Same SE for all regression coefficients I am using R to run a linear regression with interaction terms on a small data set(~40 observations, 5 explanatory variables).
My explanatory variables are coded in a way that they can take values -1,0 or 1.
There are different conditions(combinations of input variables) that are more common than others. (f.e. the case [v1=0,v2=0,v3=0,v4=0,v5=0] has 7, the case [-1,-1,1,1,-1] has only one occurrence in the data)
After inspecting the standard errors of the regression summary, I noticed that all the SE's are roughly the same. 
For example:
Variable 1           0.13716
Variable 2           0.13943
Variable 3           0.14018
...
This is the first time that I encountered such similar SE's. I assume it may be related to the low numbers of observations and possible values for each variable. So i might not actually be that unexpected.

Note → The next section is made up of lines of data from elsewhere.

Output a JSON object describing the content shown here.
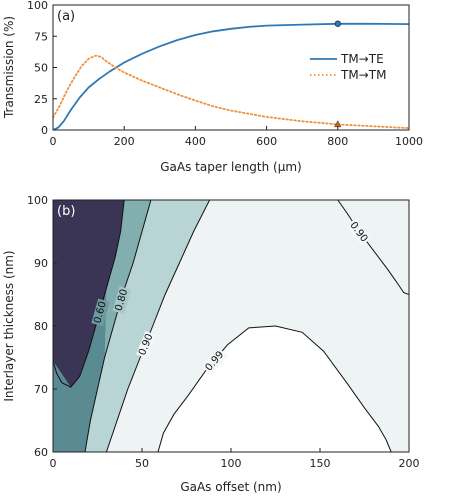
{
  "chart_data": [
    {
      "type": "line",
      "panel_label": "(a)",
      "xlabel": "GaAs taper length (µm)",
      "ylabel": "Transmission (%)",
      "xlim": [
        0,
        1000
      ],
      "ylim": [
        0,
        100
      ],
      "xticks": [
        "0",
        "200",
        "400",
        "600",
        "800",
        "1000"
      ],
      "yticks": [
        "0",
        "25",
        "50",
        "75",
        "100"
      ],
      "legend_position": "center-right",
      "series": [
        {
          "name": "TM→TE",
          "color": "#2e79b5",
          "style": "solid",
          "x": [
            0,
            15,
            30,
            50,
            75,
            100,
            130,
            160,
            200,
            250,
            300,
            350,
            400,
            450,
            500,
            550,
            600,
            700,
            800,
            900,
            1000
          ],
          "y": [
            0,
            2,
            7,
            16,
            26,
            34,
            41,
            47,
            54,
            61,
            67,
            72,
            76,
            79,
            81,
            82.5,
            83.5,
            84.3,
            85,
            85,
            84.7
          ]
        },
        {
          "name": "TM→TM",
          "color": "#f0903a",
          "style": "dotted",
          "x": [
            0,
            20,
            40,
            60,
            80,
            100,
            120,
            135,
            150,
            175,
            200,
            250,
            300,
            350,
            400,
            450,
            500,
            600,
            700,
            800,
            900,
            1000
          ],
          "y": [
            10,
            20,
            32,
            42,
            51,
            57,
            59.5,
            58.5,
            55,
            50,
            46,
            39.5,
            34,
            28.5,
            23.5,
            19,
            15.5,
            10.5,
            7,
            4.5,
            3,
            1.5
          ]
        }
      ],
      "markers": [
        {
          "series": "TM→TE",
          "x": 800,
          "y": 85,
          "shape": "circle"
        },
        {
          "series": "TM→TM",
          "x": 800,
          "y": 4.5,
          "shape": "triangle"
        }
      ]
    },
    {
      "type": "heatmap",
      "panel_label": "(b)",
      "xlabel": "GaAs offset (nm)",
      "ylabel": "Interlayer thickness (nm)",
      "xlim": [
        0,
        200
      ],
      "ylim": [
        60,
        100
      ],
      "xticks": [
        "0",
        "50",
        "100",
        "150",
        "200"
      ],
      "yticks": [
        "60",
        "70",
        "80",
        "90",
        "100"
      ],
      "colormap": [
        "#3a3555",
        "#5a8a92",
        "#b9d4d4",
        "#ffffff"
      ],
      "contours": [
        {
          "level": 0.6,
          "label": "0.60",
          "points": [
            [
              0,
              74.5
            ],
            [
              2,
              72.5
            ],
            [
              5,
              71
            ],
            [
              10,
              70.3
            ],
            [
              15,
              72
            ],
            [
              20,
              76
            ],
            [
              25,
              81
            ],
            [
              30,
              86
            ],
            [
              35,
              91
            ],
            [
              38,
              95
            ],
            [
              40,
              100
            ]
          ]
        },
        {
          "level": 0.8,
          "label": "0.80",
          "points": [
            [
              18,
              60
            ],
            [
              21,
              65
            ],
            [
              25,
              70
            ],
            [
              29,
              75
            ],
            [
              34,
              80
            ],
            [
              39,
              85
            ],
            [
              45,
              90
            ],
            [
              50,
              95
            ],
            [
              55,
              100
            ]
          ]
        },
        {
          "level": 0.9,
          "label": "0.90",
          "points": [
            [
              30,
              60
            ],
            [
              36,
              65
            ],
            [
              42,
              70
            ],
            [
              49,
              75
            ],
            [
              56,
              80
            ],
            [
              63,
              85
            ],
            [
              71,
              90
            ],
            [
              79,
              95
            ],
            [
              88,
              100
            ]
          ]
        },
        {
          "level": 0.99,
          "label": "0.99",
          "points": [
            [
              59,
              60
            ],
            [
              62,
              63
            ],
            [
              68,
              66
            ],
            [
              76,
              69
            ],
            [
              86,
              73
            ],
            [
              98,
              77
            ],
            [
              110,
              79.7
            ],
            [
              125,
              80
            ],
            [
              140,
              79
            ],
            [
              152,
              76
            ],
            [
              165,
              71
            ],
            [
              175,
              67
            ],
            [
              183,
              64
            ],
            [
              187,
              62
            ],
            [
              190,
              60
            ]
          ]
        },
        {
          "level": 0.9,
          "label": "0.90",
          "points": [
            [
              160,
              100
            ],
            [
              165,
              98
            ],
            [
              172,
              95
            ],
            [
              180,
              92
            ],
            [
              188,
              89
            ],
            [
              193,
              87
            ],
            [
              197,
              85.3
            ],
            [
              200,
              85
            ]
          ]
        }
      ]
    }
  ]
}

But are there any general interpretations for such cases? I was especially asked whether or not it isn't strange for the SE's to be similar if the number of occurrences of conditions differ.
 A: With linear regression, the covariance matrix for the estimated effects is used to extract the standard errors. This has a very simple formula:
$ \text{Cov}(\hat \beta) = \hat \sigma^2 (X^TX)^{-1} $
We have $\hat \sigma^2$ as the scalar estimated residual variance and $X^TX$ is covariance of the predictors multiplied by $n$, the number of samples. We compute the standard errors for each coefficient by simply taking the square root of the diagonal of $\text{Cov}(\hat \beta)$.
How does this relate to your question? Well, if the standard errors of all the regression parameters is very similar, this implies that the entries of the diagonal of $\text{Cov}(\hat \beta)$ are all very close, which is the same as the diagonals of $(X^T X)^{-1}$ being similar values. Why might this happen? One scenario in which this might happen (but not the only one!) is if all the columns of $X$ are very similarly distributed, both in terms of variance of each column and the covariance with other columns. 
At this point, I'm merely speculating about what your data might be, but given that all the variables take on the same values (-1, 0, 1), it seems quite likely that the "similarly distributed predictors" hypothesis is true.